The agenda for the mid-term meeting was full as a broad range of topics, covering all the LifeTime’s work packages: CSA Project Management and Flagship governance and structure (WP 1&2), Single-cell multi-omics and imaging (WP3), Data science, artificial intelligence and machine learning (WP4), Experimental disease models (WP5), LifeTime Launchpad (WP6), Industry and Innovation (WP7), Communication (WP8), Ethical, legal and societal issues (WP9), and Education and training (WP10). The work package leaders each gave a summary of the work done so far in each work package.
LifeTimers involved in the work packages made progress in identifying single-cell multi-omics and advanced imaging technology areas that will form part of the LifeTime Technology Platform. A report has been compiled of the various technologies. For WP4, group leaders engaged with the community to assess the state-of-the-art for data science, artificial intelligence and identify the current challenges to realising LifeTime’s objectives. The next steps are to determine novel models of integration, analysis, visualisation and benchmarking, large-scale data sharing and management as well as the integration of health records and genetic information with molecular data.
Progress has been made also in defining the required technology developments in organoids modelling. The next step is the integration with the LifeTime Launchpad reports. Regarding the disease selection, the WP6 leaders have prepared reports for 5 therapeutic areas: autoimmune, cancer, cardiovascular/metabolic, infectious, neurological/neuropsychiatric diseases based on agreed evaluation criteria which include: high-societal societal impact, heterogeneity on the cellular level that needs to be deciphered for disruptive clinical avenues, availability of cell and tissues samples in biobanks and/or of respective patients cohorts, clinical feasibility, ethical considerations, sex-related aspects and alignment with national/EU strategies for disease research programmes.
On WP7, the task leaders identified and engaged with the most appropriate industrial and translational partners for the development of new products and services. At the moment, there are 80 companies, associations, networks, alliances that support LifeTime. The next steps include consultations with industry partners on the LifeTime Launchpad and Roadmap, the preparation and publication of the recommendation on Innovative Health Initiative (IHI).

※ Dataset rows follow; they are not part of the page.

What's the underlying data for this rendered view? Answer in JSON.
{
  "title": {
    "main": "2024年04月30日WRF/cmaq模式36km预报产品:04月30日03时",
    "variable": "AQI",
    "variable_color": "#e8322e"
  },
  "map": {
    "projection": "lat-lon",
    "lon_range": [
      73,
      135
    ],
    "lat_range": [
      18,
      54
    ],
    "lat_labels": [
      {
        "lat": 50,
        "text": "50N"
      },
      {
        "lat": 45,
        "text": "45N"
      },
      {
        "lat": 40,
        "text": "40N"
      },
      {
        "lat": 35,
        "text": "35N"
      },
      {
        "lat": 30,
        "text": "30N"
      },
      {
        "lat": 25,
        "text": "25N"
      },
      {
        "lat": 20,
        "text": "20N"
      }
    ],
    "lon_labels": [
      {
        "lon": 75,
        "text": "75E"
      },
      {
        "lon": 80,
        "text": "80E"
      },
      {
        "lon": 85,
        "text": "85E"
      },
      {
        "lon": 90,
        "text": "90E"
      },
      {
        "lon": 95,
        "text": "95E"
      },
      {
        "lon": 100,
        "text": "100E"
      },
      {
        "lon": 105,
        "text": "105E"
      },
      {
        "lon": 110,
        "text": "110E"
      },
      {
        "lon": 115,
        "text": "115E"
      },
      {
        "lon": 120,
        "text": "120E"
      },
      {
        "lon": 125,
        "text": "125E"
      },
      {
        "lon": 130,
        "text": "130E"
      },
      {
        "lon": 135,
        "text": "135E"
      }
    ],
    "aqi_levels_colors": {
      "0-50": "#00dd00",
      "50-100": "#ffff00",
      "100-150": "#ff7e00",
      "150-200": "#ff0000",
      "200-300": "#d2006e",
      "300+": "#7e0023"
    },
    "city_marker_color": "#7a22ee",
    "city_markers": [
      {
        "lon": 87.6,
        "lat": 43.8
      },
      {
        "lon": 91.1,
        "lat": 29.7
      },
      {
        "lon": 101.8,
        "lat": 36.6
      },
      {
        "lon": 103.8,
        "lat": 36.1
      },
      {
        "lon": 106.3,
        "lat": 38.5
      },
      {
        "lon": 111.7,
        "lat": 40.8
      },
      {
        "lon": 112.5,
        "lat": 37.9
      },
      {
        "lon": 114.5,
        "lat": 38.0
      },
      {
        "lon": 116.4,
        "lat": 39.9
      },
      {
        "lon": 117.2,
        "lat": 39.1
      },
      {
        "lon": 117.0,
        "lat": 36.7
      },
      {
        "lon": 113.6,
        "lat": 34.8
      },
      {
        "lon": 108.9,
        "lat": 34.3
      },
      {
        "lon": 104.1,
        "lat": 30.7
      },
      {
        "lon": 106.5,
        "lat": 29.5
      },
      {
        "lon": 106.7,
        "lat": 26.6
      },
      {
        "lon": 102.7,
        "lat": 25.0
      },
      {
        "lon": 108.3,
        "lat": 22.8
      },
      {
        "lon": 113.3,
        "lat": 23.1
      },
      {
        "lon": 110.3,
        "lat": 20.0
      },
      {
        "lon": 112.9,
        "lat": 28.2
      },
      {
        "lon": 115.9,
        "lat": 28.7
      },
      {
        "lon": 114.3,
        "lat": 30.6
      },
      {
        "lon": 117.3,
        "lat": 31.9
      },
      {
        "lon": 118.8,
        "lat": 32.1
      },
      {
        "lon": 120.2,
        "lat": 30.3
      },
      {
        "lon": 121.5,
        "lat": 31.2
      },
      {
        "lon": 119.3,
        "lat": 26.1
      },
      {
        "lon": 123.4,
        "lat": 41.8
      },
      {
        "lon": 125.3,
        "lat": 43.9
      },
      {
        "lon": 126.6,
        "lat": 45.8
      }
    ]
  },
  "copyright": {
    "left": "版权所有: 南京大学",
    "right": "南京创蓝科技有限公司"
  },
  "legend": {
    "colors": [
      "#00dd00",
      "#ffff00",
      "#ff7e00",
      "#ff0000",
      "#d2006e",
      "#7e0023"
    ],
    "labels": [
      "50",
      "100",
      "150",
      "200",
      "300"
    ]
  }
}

Other important topics of discussion at the mdi-term meeting were Communication, Education and training and Ethical legal and societal issues. The communication team prepared a Communication toolkit for partners in the consortium. This communication toolkit includes flyers, fact sheet, a video and a template for presentations. Following the Ethics Stakeholder Workshop, the work package leaders identified the ethical, legal and societal issues associated with and emerging from LifeTime and proposed concrete measures during the implementation of the initiative. On Education and Training, the work package leaders reported the mapping of the existing education and training programmes. This was a necessary step in order to set up a framework for the LifeTime Academia and comprehensive training programmes.
The final part of the agenda was the LifeTime Forum, an open discussion around the Science and Technology Roadmap, the Cell Centers and the funding strategies.